How to Secure Apache Spark? – Neelesh Srinivas Salian
Security has been a crucial component of the Big Data ecosystem. The need to protect data from exploits and vulnerability are evident in the strong push for cybersecurity and secure clusters across businesses and industries alike. Spark itself has been a major analytic backbone of that infrastructure. Similar to the evolution of the security infrastructure on Hadoop, we see Spark growing as well. How does one ensure Security with Spark without much hassle ? This talk focuses on the steps need to be taken to setup and discuss the potential issues on Spark Core, Streaming and other components that would follow. The speaker has been helping out large enterprise customers setup and ensure their infrastructure maintains the secure environment.
Apache Kudu: A Distributed, Columnar Data Store for Fast Analytics – Mike Percy
The Hadoop ecosystem has recently made great strides in its real-time access capabilities, narrowing the gap compared to traditional database technologies. With systems like Apache Spark, analysts can now run complex queries or jobs over large datasets within a matter of seconds. With systems like Apache HBase, applications can achieve millisecond-scale random access to arbitrarily-sized datasets. However, gaps remain when scans and random access are both required.

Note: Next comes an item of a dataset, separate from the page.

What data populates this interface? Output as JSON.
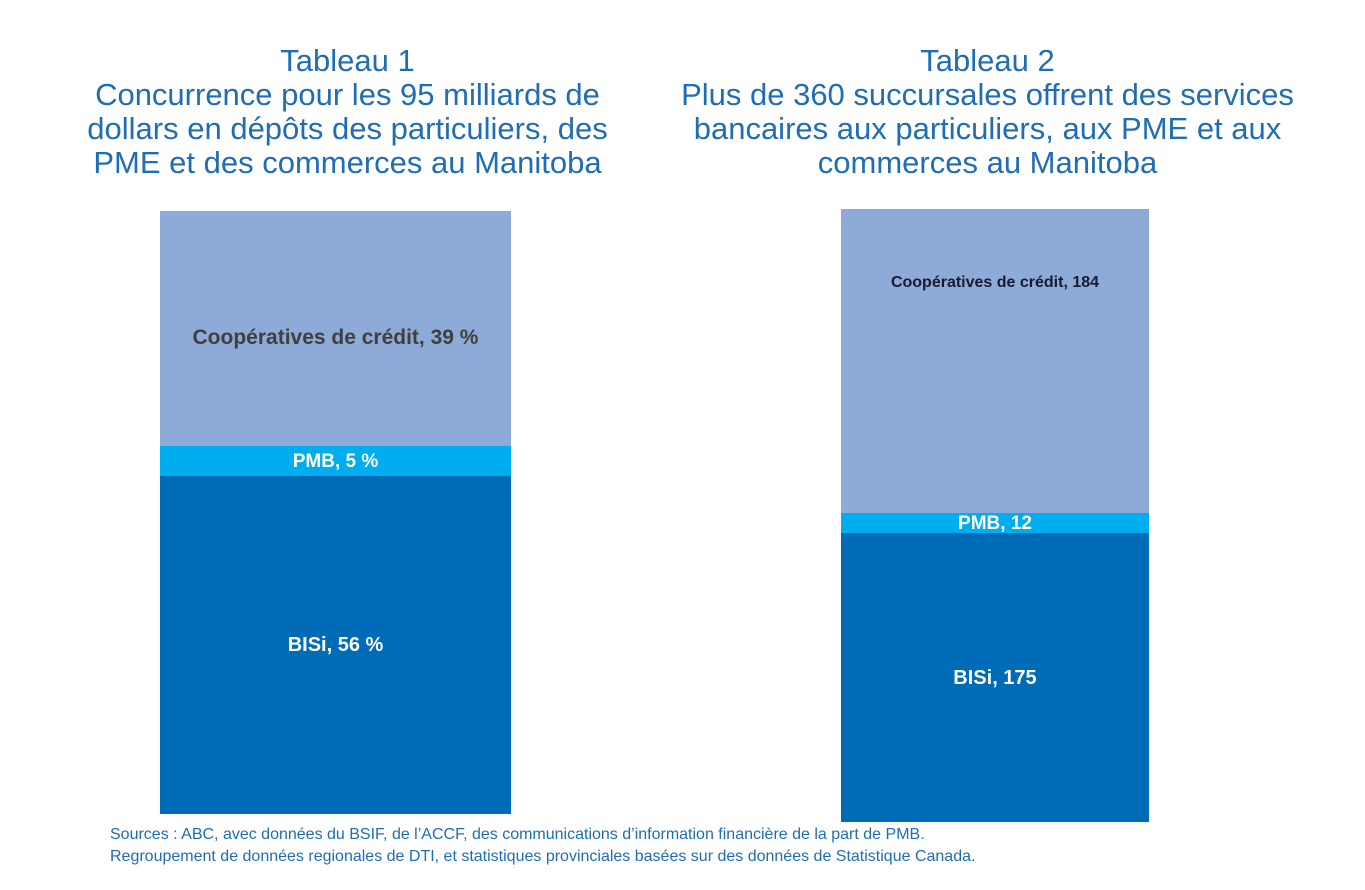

This talk will investigate the trade-offs between real-time random access and fast analytic performance from the perspective of storage engine internals. It will also describe Apache Kudu, the new addition to the open source Hadoop ecosystem with out-of-the-box integration with Apache Spark, that fills the gap described above to provide a new option to achieve fast scans and fast random access from a single API.

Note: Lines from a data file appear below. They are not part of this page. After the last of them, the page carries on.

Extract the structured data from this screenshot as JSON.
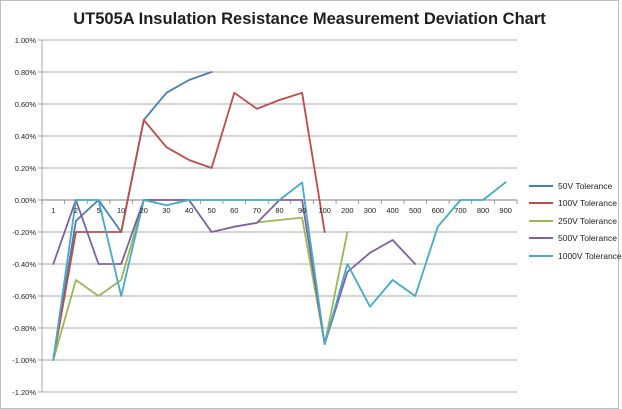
{
  "chart_data": {
    "type": "line",
    "title": "UT505A Insulation Resistance Measurement Deviation Chart",
    "xlabel": "",
    "ylabel": "",
    "categories": [
      "1",
      "2",
      "5",
      "10",
      "20",
      "30",
      "40",
      "50",
      "60",
      "70",
      "80",
      "90",
      "100",
      "200",
      "300",
      "400",
      "500",
      "600",
      "700",
      "800",
      "900"
    ],
    "ylim": [
      -1.2,
      1.0
    ],
    "yticks": [
      1.0,
      0.8,
      0.6,
      0.4,
      0.2,
      0.0,
      -0.2,
      -0.4,
      -0.6,
      -0.8,
      -1.0,
      -1.2
    ],
    "ytick_labels": [
      "1.00%",
      "0.80%",
      "0.60%",
      "0.40%",
      "0.20%",
      "0.00%",
      "-0.20%",
      "-0.40%",
      "-0.60%",
      "-0.80%",
      "-1.00%",
      "-1.20%"
    ],
    "grid": true,
    "legend": "right",
    "series": [
      {
        "name": "50V Tolerance",
        "color": "#4a7ebb",
        "values": [
          -1.0,
          -0.13,
          0.0,
          -0.2,
          0.5,
          0.67,
          0.75,
          0.8,
          null,
          null,
          null,
          null,
          null,
          null,
          null,
          null,
          null,
          null,
          null,
          null,
          null
        ]
      },
      {
        "name": "100V Tolerance",
        "color": "#be4b48",
        "values": [
          -1.0,
          -0.2,
          -0.2,
          -0.2,
          0.5,
          0.33,
          0.25,
          0.2,
          0.67,
          0.57,
          0.625,
          0.67,
          -0.2,
          null,
          null,
          null,
          null,
          null,
          null,
          null,
          null
        ]
      },
      {
        "name": "250V Tolerance",
        "color": "#98b954",
        "values": [
          -1.0,
          -0.5,
          -0.6,
          -0.5,
          0.0,
          0.0,
          0.0,
          null,
          null,
          -0.14,
          -0.125,
          -0.11,
          -0.9,
          -0.2,
          null,
          null,
          null,
          null,
          null,
          null,
          null
        ]
      },
      {
        "name": "500V Tolerance",
        "color": "#7d60a0",
        "values": [
          -0.4,
          0.0,
          -0.4,
          -0.4,
          0.0,
          0.0,
          0.0,
          -0.2,
          -0.167,
          -0.143,
          0.0,
          0.0,
          -0.9,
          -0.45,
          -0.33,
          -0.25,
          -0.4,
          null,
          null,
          null,
          null
        ]
      },
      {
        "name": "1000V Tolerance",
        "color": "#46aac5",
        "values": [
          -1.0,
          0.0,
          0.0,
          -0.6,
          0.0,
          -0.033,
          0.0,
          0.0,
          0.0,
          0.0,
          0.0,
          0.11,
          -0.9,
          -0.4,
          -0.667,
          -0.5,
          -0.6,
          -0.167,
          0.0,
          0.0,
          0.111
        ]
      }
    ]
  }
}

Shared Memory Layer and Faster SQL for Spark Applications – Dmitriy Setrakyan
In this presentation we will talk about the need to share state in memory across different Spark jobs or applications and Apache Ignite as the technology that makes it possible. We will dive into importance of In Memory File Systems, Shared In-Memory RDDs with Apache Ignite, as well as the need to index data in-memory for fast SQL execution. We will also present a hands on demo demonstrating advantages and disadvantages of one approach over another. We will also discuss requirements of storing data off-heap in order to achieve large horizontal and vertical scale of the applications using Spark and Ignite.

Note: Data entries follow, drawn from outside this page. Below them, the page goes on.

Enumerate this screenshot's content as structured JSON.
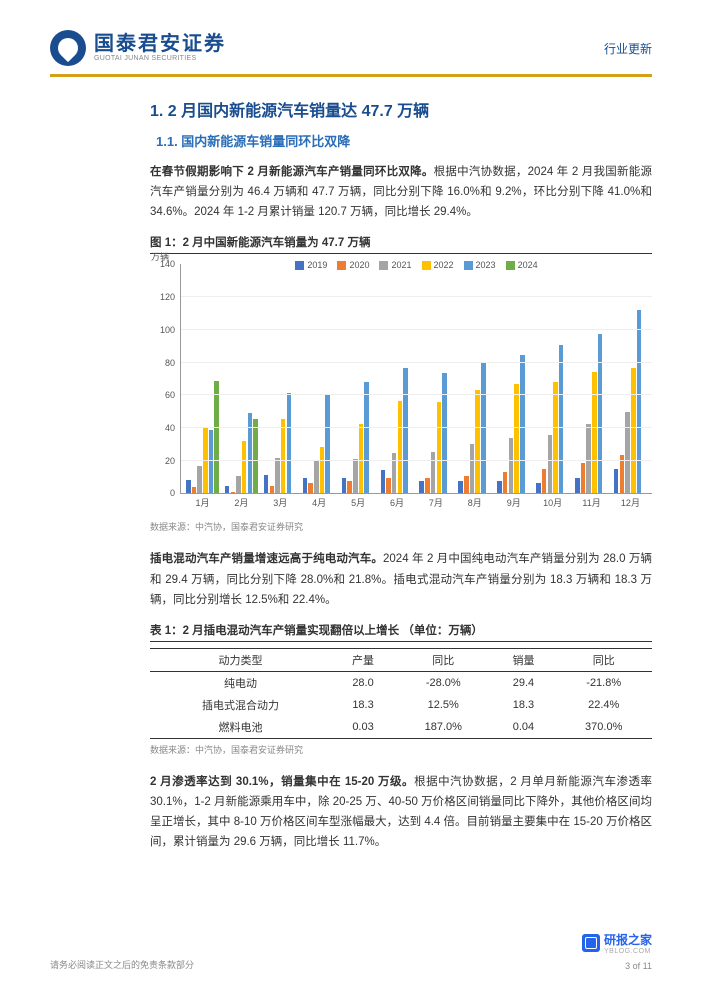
{
  "header": {
    "logo_cn": "国泰君安证券",
    "logo_en": "GUOTAI JUNAN SECURITIES",
    "right": "行业更新"
  },
  "h1": "1. 2 月国内新能源汽车销量达 47.7 万辆",
  "h2": "1.1.  国内新能源车销量同环比双降",
  "para1_bold": "在春节假期影响下 2 月新能源汽车产销量同环比双降。",
  "para1_rest": "根据中汽协数据，2024 年 2 月我国新能源汽车产销量分别为 46.4 万辆和 47.7 万辆，同比分别下降 16.0%和 9.2%，环比分别下降 41.0%和 34.6%。2024 年 1-2 月累计销量 120.7 万辆，同比增长 29.4%。",
  "fig1_title": "图 1：2 月中国新能源汽车销量为 47.7 万辆",
  "fig1_source": "数据来源：中汽协，国泰君安证券研究",
  "chart": {
    "y_label": "万辆",
    "ymax": 140,
    "yticks": [
      0,
      20,
      40,
      60,
      80,
      100,
      120,
      140
    ],
    "series": [
      {
        "name": "2019",
        "color": "#4472c4"
      },
      {
        "name": "2020",
        "color": "#ed7d31"
      },
      {
        "name": "2021",
        "color": "#a5a5a5"
      },
      {
        "name": "2022",
        "color": "#ffc000"
      },
      {
        "name": "2023",
        "color": "#5b9bd5"
      },
      {
        "name": "2024",
        "color": "#70ad47"
      }
    ],
    "categories": [
      "1月",
      "2月",
      "3月",
      "4月",
      "5月",
      "6月",
      "7月",
      "8月",
      "9月",
      "10月",
      "11月",
      "12月"
    ],
    "data": {
      "2019": [
        9,
        5,
        12,
        10,
        10,
        15,
        8,
        8,
        8,
        7,
        10,
        16
      ],
      "2020": [
        4,
        1,
        5,
        7,
        8,
        10,
        10,
        11,
        14,
        16,
        20,
        25
      ],
      "2021": [
        18,
        11,
        23,
        21,
        22,
        26,
        27,
        32,
        36,
        38,
        45,
        53
      ],
      "2022": [
        43,
        34,
        48,
        30,
        45,
        60,
        59,
        67,
        71,
        72,
        79,
        81
      ],
      "2023": [
        41,
        52,
        65,
        64,
        72,
        81,
        78,
        85,
        90,
        96,
        103,
        119
      ],
      "2024": [
        73,
        48,
        null,
        null,
        null,
        null,
        null,
        null,
        null,
        null,
        null,
        null
      ]
    }
  },
  "para2_bold": "插电混动汽车产销量增速远高于纯电动汽车。",
  "para2_rest": "2024 年 2 月中国纯电动汽车产销量分别为 28.0 万辆和 29.4 万辆，同比分别下降 28.0%和 21.8%。插电式混动汽车产销量分别为 18.3 万辆和 18.3 万辆，同比分别增长 12.5%和 22.4%。",
  "table1_title": "表 1：2 月插电混动汽车产销量实现翻倍以上增长  （单位：万辆）",
  "table1": {
    "columns": [
      "动力类型",
      "产量",
      "同比",
      "销量",
      "同比"
    ],
    "rows": [
      [
        "纯电动",
        "28.0",
        "-28.0%",
        "29.4",
        "-21.8%"
      ],
      [
        "插电式混合动力",
        "18.3",
        "12.5%",
        "18.3",
        "22.4%"
      ],
      [
        "燃料电池",
        "0.03",
        "187.0%",
        "0.04",
        "370.0%"
      ]
    ]
  },
  "table1_source": "数据来源：中汽协，国泰君安证券研究",
  "para3_bold": "2 月渗透率达到 30.1%，销量集中在 15-20 万级。",
  "para3_rest": "根据中汽协数据，2 月单月新能源汽车渗透率 30.1%，1-2 月新能源乘用车中，除 20-25 万、40-50 万价格区间销量同比下降外，其他价格区间均呈正增长，其中 8-10 万价格区间车型涨幅最大，达到 4.4 倍。目前销量主要集中在 15-20 万价格区间，累计销量为 29.6 万辆，同比增长 11.7%。",
  "footer": {
    "left": "请务必阅读正文之后的免责条款部分",
    "page": "3 of 11",
    "wm_name": "研报之家",
    "wm_url": "YBLOG.COM"
  }
}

Apache Pig is a popular scripting platform for processing and analyzing large data sets in the Hadoop ecosystem. With its open architecture and backend neutrality, Pig scripts can currently run on MapReduce and Tez. Apache Spark is an open-source data analytics cluster computing framework that has gained significant momentum recently. Besides offering performance advantages, Spark is also a more natural fit for the query plan produced by Pig. Pig on Spark enables improved ETL performance while also supporting users intending to standardize to Spark as the execution engine.